Ocurre con frecuencia, pero pese a ello, sigo muy convencido del valor de mi trabajo. En primer lugar, porque siempre es positivo saber que un exdelincuente no va a hacer daño a más víctimas. Y también porque compensa. Un reincidente supone un gasto tremendo para la sociedad. Con que consiga que dos personas al año dejen de delinquir, ya he ahorrado al estado más de mi salario anual. He reinsertado a más de 100 personas y muchos de ellos me llaman para decirme lo contentos que están de haberme conocido.
¿Ha habido algún caso concreto que te haya dado esperanzas?
Hace unos años traté a un líder skinhead, muy conocido en su ambiente. Al principio no soportaba nuestras sesiones, pero pronto empezaron a hacer mella sus beneficios. Una vez entró un joven neonazi y empezó a alardear delante del veterano sobre la paliza que le había dado a otro recluso. Mi paciente se lo quedó mirando y le dijo, “De joven era igual que tú. En casa mi padre me daba puñetazos en la cara. Un día me puse las botas y salí a la calle, dispuesto a hacer que fueran otros los que lloraran por mí”. Todavía se me pone la piel de gallina cuando pienso en ello. No era un tipo especialmente culto, pero aquello fue todo cosecha suya.

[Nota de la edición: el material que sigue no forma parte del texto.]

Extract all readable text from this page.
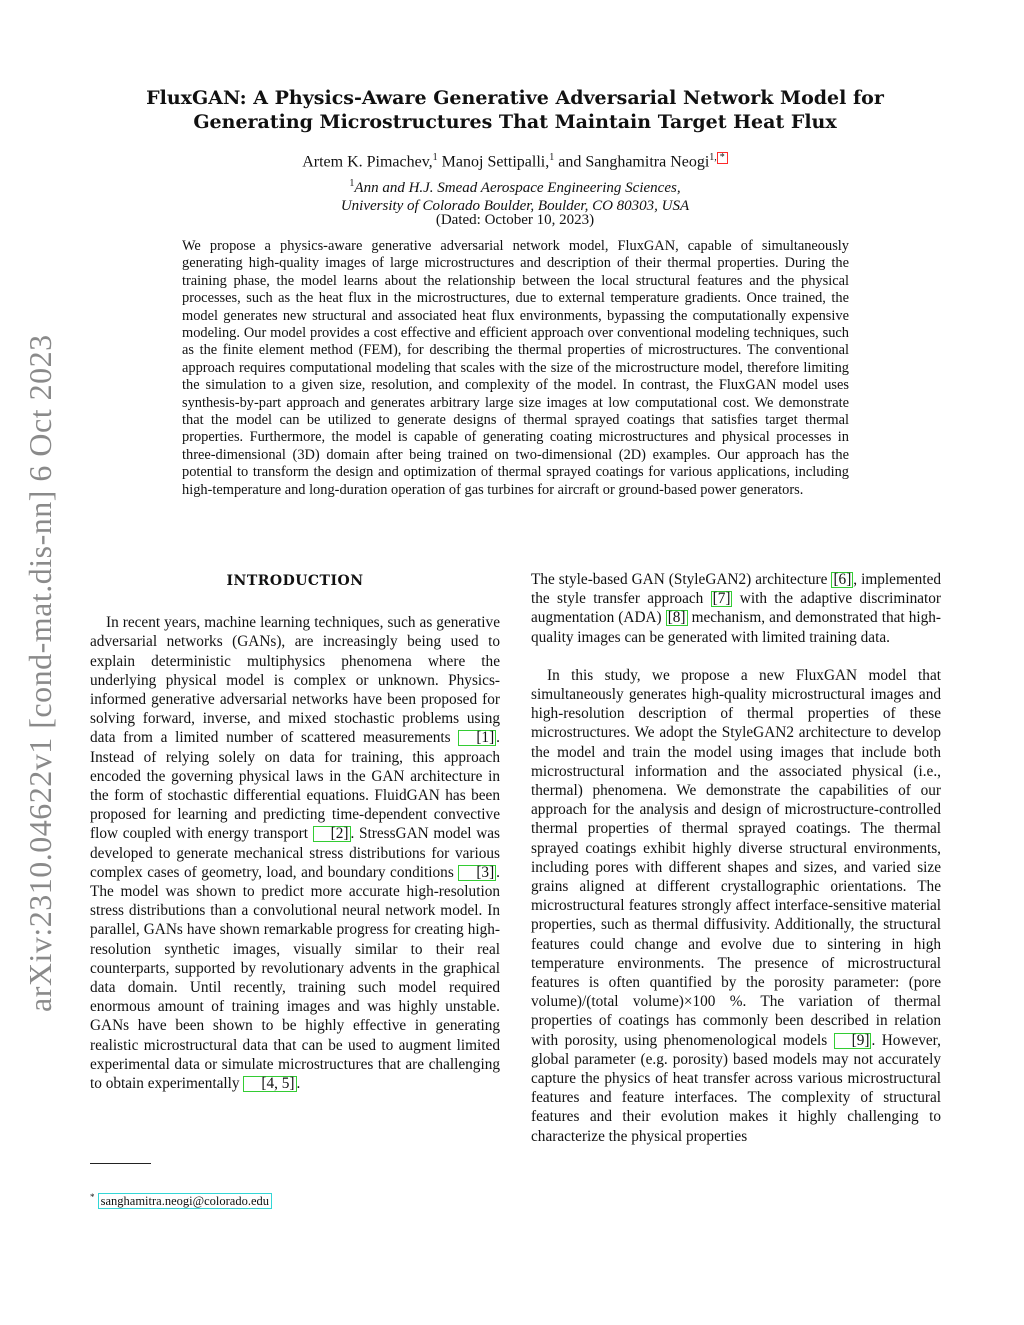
arXiv:2310.04622v1 [cond-mat.dis-nn] 6 Oct 2023
FluxGAN: A Physics-Aware Generative Adversarial Network Model for Generating Microstructures That Maintain Target Heat Flux
Artem K. Pimachev,$^1$ Manoj Settipalli,$^1$ and Sanghamitra Neogi$^{1, *}$
$^1$Ann and H.J. Smead Aerospace Engineering Sciences,
University of Colorado Boulder, Boulder, CO 80303, USA
(Dated: October 10, 2023)
We propose a physics-aware generative adversarial network model, FluxGAN, capable of simultaneously generating high-quality images of large microstructures and description of their thermal properties. During the training phase, the model learns about the relationship between the local structural features and the physical processes, such as the heat flux in the microstructures, due to external temperature gradients. Once trained, the model generates new structural and associated heat flux environments, bypassing the computationally expensive modeling. Our model provides a cost effective and efficient approach over conventional modeling techniques, such as the finite element method (FEM), for describing the thermal properties of microstructures. The conventional approach requires computational modeling that scales with the size of the microstructure model, therefore limiting the simulation to a given size, resolution, and complexity of the model. In contrast, the FluxGAN model uses synthesis-by-part approach and generates arbitrary large size images at low computational cost. We demonstrate that the model can be utilized to generate designs of thermal sprayed coatings that satisfies target thermal properties. Furthermore, the model is capable of generating coating microstructures and physical processes in three-dimensional (3D) domain after being trained on two-dimensional (2D) examples. Our approach has the potential to transform the design and optimization of thermal sprayed coatings for various applications, including high-temperature and long-duration operation of gas turbines for aircraft or ground-based power generators.
INTRODUCTION

In recent years, machine learning techniques, such as generative adversarial networks (GANs), are increasingly being used to explain deterministic multiphysics phenomena where the underlying physical model is complex or unknown. Physics-informed generative adversarial networks have been proposed for solving forward, inverse, and mixed stochastic problems using data from a limited number of scattered measurements [1] . Instead of relying solely on data for training, this approach encoded the governing physical laws in the GAN architecture in the form of stochastic differential equations. FluidGAN has been proposed for learning and predicting time-dependent convective flow coupled with energy transport [2] . StressGAN model was developed to generate mechanical stress distributions for various complex cases of geometry, load, and boundary conditions [3] . The model was shown to predict more accurate high-resolution stress distributions than a convolutional neural network model. In parallel, GANs have shown remarkable progress for creating high-resolution synthetic images, visually similar to their real counterparts, supported by revolutionary advents in the graphical data domain. Until recently, training such model required enormous amount of training images and was highly unstable. GANs have been shown to be highly effective in generating realistic microstructural data that can be used to augment limited experimental data or simulate microstructures that are challenging to obtain experimentally [4, 5] .

The style-based GAN (StyleGAN2) architecture [6] , implemented the style transfer approach [7] with the adaptive discriminator augmentation (ADA) [8] mechanism, and demonstrated that high-quality images can be generated with limited training data.

In this study, we propose a new FluxGAN model that simultaneously generates high-quality microstructural images and high-resolution description of thermal properties of these microstructures. We adopt the StyleGAN2 architecture to develop the model and train the model using images that include both microstructural information and the associated physical (i.e., thermal) phenomena. We demonstrate the capabilities of our approach for the analysis and design of microstructure-controlled thermal properties of thermal sprayed coatings. The thermal sprayed coatings exhibit highly diverse structural environments, including pores with different shapes and sizes, and varied size grains aligned at different crystallographic orientations. The microstructural features strongly affect interface-sensitive material properties, such as thermal diffusivity. Additionally, the structural features could change and evolve due to sintering in high temperature environments. The presence of microstructural features is often quantified by the porosity parameter: (pore volume)/(total volume)×100 %. The variation of thermal properties of coatings has commonly been described in relation with porosity, using phenomenological models [9] . However, global parameter (e.g. porosity) based models may not accurately capture the physics of heat transfer across various microstructural features and feature interfaces. The complexity of structural features and their evolution makes it highly challenging to characterize the physical properties

* sanghamitra.neogi@colorado.edu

¿Qué es lo más importante que has aprendido de este tipo de delincuentes en todo este tiempo?
Que son muy diferentes del resto. Muchos de sus actos no se alejan mucho de lo que nosotros habríamos hecho si hubiéramos tenido sus mismas vivencias. Durante todos estos años siempre me ha rondado la misma pregunta: ¿qué me hace distinto de ellos? Nunca sabes en qué momento podrías cruzar esa línea. ¿Cómo reaccionaría si perdiera el trabajo, atropellara a alguien de camino a casa y luego encontrara una nota de mi mujer diciendo que se ha llevado a los niños y todos los muebles a casa de su madre? ¿Cuánto es capaz de soportar una persona?